Thanks for sharing the sample document and code snippet.
We have tested the scenario by using your document and code snippet with Aspose.PDF for .NET 18.5. We were unable to notice more than one extracted text fragment with the given rectangle value to TextFragmentAbsorber. Please check complete code snippet used for testing:
Document doc = new Document(dataDir + "35525707.pdf");
Aspose.Pdf.Rectangle rectangle = new Rectangle(65.179, 484.73199999999997, 313.179, 504.63199999999995);
// Create TextAbsorber object to extract text
TextFragmentAbsorber absorber = new TextFragmentAbsorber();
absorber.TextSearchOptions.LimitToPageBounds = true;
if (rectangle != null)
absorber.TextSearchOptions.Rectangle = rectangle;
// Accept the absorber for first page
var textFragments = absorber.TextFragments;
Would you please try your scenario with latest version of the API and in case you still face similar issue, please share a sample console application, which is able to reproduce the error in any environment. We will again test the scenario and address it accordingly.
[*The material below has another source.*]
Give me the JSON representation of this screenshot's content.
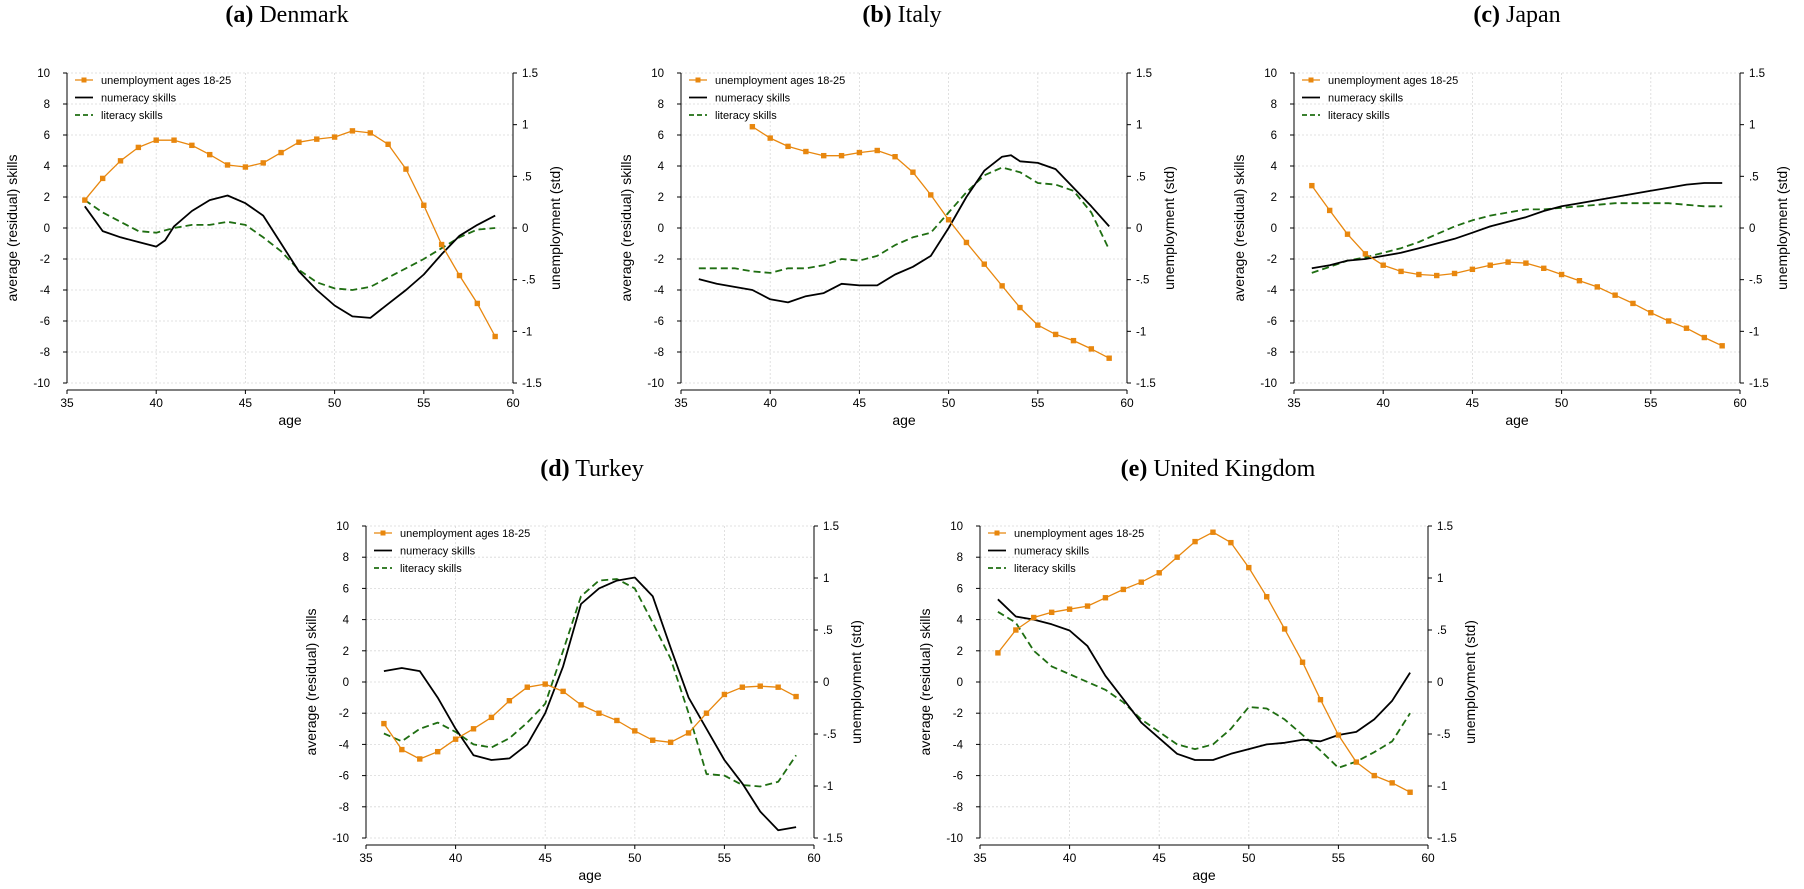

It is good to know that you managed to find the bug in your existing code and resolve it. Please keep using our API and in case you face any other issue, please feel free to create a new topic in our support forums. We will be happy to assist you accordingly.
Please note that maximum upload size allowed by forums is 3MB, which was why you were unable to attached your sample project.
The TextFragmentAbsorber extracts text fragments from the PDF document and text is being extracted in the form it was added inside PDF. It seems that the text (i.e. 4868901-Jh-hellebjerg /JUELSMINDE) was added using two different text fragments, therefore it is being retrieved in same manners.
Nevertheless, we have logged an investigated ticket as PDFNET-44723 in our issue tracking system. We will further investigate this behavior of the API and keep you informed with the status of ticket resolution. Please be patient and spare us little time.